European Financial Update

Wednesday, May 30, 2012

The Economist economics correspondent Ryan Avent updates us on the current economic situation and debt crisis in Europe.

Comments [7]

G. Sach should be G. Sachs, of course.

May. 30 2012 10:32 AM

Has the guest added in the overpriced loan & derivatives "help" that these countries got over the past 20-30 years from G.Sach, JPM Chase & Wall ST, The City & Canary Wharf, etc.????

All the banks & counter-parties are vulnerable because they made sure more loans, CDSs were sold.

All these "Sovereign" transactions are not transparent &, e.g., we don't know how much of JPMChase's $200B London portfolio is mixed into those and other unknown exposures.

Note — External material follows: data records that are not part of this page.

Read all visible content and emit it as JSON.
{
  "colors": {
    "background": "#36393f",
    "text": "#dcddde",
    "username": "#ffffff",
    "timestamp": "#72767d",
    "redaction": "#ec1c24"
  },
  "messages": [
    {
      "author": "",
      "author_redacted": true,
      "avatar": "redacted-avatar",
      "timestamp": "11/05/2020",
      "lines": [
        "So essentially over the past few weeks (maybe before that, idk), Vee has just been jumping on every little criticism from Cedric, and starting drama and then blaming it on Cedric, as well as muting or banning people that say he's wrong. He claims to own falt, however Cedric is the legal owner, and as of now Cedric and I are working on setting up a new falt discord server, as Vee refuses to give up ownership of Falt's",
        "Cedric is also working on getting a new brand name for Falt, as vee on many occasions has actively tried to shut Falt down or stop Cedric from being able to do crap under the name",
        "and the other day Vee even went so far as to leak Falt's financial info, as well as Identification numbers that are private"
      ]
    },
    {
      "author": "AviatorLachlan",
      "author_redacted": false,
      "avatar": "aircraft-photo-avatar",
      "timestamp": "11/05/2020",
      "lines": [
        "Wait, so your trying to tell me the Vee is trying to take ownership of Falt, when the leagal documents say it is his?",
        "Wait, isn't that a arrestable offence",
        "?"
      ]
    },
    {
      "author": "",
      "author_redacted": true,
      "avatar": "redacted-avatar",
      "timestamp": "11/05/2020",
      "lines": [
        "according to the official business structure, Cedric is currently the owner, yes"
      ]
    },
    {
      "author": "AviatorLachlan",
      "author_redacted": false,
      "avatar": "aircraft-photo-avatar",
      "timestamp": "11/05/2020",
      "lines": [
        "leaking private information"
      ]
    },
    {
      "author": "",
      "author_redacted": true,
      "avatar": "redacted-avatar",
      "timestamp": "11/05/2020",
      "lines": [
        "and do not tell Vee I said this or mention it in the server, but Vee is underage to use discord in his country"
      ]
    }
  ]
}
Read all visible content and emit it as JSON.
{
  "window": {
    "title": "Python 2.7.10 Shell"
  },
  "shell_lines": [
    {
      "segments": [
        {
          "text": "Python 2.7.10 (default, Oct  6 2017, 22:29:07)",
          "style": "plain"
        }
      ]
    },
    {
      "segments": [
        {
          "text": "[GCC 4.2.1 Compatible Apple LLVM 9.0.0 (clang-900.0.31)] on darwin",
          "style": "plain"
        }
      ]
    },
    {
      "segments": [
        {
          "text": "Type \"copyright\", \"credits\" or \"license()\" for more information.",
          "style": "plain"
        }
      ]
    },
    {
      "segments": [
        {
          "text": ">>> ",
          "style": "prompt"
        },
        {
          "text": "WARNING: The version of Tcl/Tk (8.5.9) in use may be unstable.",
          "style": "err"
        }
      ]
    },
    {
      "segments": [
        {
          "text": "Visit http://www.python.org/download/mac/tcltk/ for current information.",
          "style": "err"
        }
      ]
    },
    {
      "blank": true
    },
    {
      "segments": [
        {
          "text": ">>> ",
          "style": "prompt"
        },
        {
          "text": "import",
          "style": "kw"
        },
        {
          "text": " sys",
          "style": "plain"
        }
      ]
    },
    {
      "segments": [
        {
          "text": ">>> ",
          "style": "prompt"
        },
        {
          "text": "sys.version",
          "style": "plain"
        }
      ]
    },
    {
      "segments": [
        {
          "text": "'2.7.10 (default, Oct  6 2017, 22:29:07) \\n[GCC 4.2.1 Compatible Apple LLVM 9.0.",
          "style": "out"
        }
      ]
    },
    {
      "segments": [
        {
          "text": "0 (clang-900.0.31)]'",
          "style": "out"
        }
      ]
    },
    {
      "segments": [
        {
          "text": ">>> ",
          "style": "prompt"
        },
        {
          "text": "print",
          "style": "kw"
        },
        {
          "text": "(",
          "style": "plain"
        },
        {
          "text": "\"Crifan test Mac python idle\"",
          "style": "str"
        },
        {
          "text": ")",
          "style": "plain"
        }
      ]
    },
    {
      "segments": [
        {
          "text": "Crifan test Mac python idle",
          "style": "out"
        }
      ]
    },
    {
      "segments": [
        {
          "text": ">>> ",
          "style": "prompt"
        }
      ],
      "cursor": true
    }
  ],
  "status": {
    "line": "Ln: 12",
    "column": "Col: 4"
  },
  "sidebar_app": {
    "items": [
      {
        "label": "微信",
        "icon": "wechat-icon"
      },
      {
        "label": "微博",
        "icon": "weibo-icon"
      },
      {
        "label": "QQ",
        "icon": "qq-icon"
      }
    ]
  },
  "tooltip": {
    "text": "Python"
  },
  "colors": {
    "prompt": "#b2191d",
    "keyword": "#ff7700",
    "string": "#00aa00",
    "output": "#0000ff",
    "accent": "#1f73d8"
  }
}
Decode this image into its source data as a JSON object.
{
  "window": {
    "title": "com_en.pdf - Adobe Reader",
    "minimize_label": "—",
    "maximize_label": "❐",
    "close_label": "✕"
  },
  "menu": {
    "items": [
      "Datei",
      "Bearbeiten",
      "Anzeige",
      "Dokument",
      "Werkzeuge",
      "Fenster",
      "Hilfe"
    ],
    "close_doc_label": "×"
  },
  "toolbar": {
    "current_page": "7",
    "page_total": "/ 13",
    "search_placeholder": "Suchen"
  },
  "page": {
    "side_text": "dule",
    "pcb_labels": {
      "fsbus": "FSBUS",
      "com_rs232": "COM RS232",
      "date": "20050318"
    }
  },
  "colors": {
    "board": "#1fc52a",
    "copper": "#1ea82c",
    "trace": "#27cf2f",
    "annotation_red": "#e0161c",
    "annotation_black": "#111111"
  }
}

What else did banks securitize, get AAA ratings, then computer slice & dice these "asset-backed" securities???

May. 30 2012 10:26 AM
Jeff Park Slope

I'm not sure about the bankers although that is probably true. It was also the elites, the bureaucrats that were aching to be in charge w/o having to be vetted by voters.

May. 30 2012 10:24 AM
Sheldon from Brooklyn

Jeff - don't forget, it was the bankers that wanted an integrated Europe.

May. 30 2012 10:19 AM

Maybe governments need to figure out a way to fund themselves without relying on hedge fund and private equity traders in London and NY who can make just as much money if they short and destroy countries and businesses and have no moral qualms about doing just that.

May. 30 2012 10:19 AM
Jeff Park Slope

Two key issues here: economic impact of remaining or leaving the euro and political freedom. Currently "Europe" is a non-democratic, bureaucratic monstrosity. Will deeper integration result in more democratization? I don't think so, since citizens of these countries don't want this. They want greater control over their lives. The constitution was overwhelmingly rejected when individuals were empowered to vote on it. The people of Greece clearly have different goals and objectives than the people of Germany. So in order to make this work, the citizens will need to give up their freedom. What will that mean? Hostility towards the states that are getting their way, of course. Frankly, I have been talking about this since 1989. Peace in Europe is not to be taken for granted. Probably better to manage the pain but expect that there will be considerable pain. That would be better than seething hostility, loss of freedom and the terror that is likely to result.

May. 30 2012 10:14 AM

If the Economist wants EU wide backed bonds than maybe they should also suggest England joining the group as a "strong northern economy" and share the pain of backing these new bonds.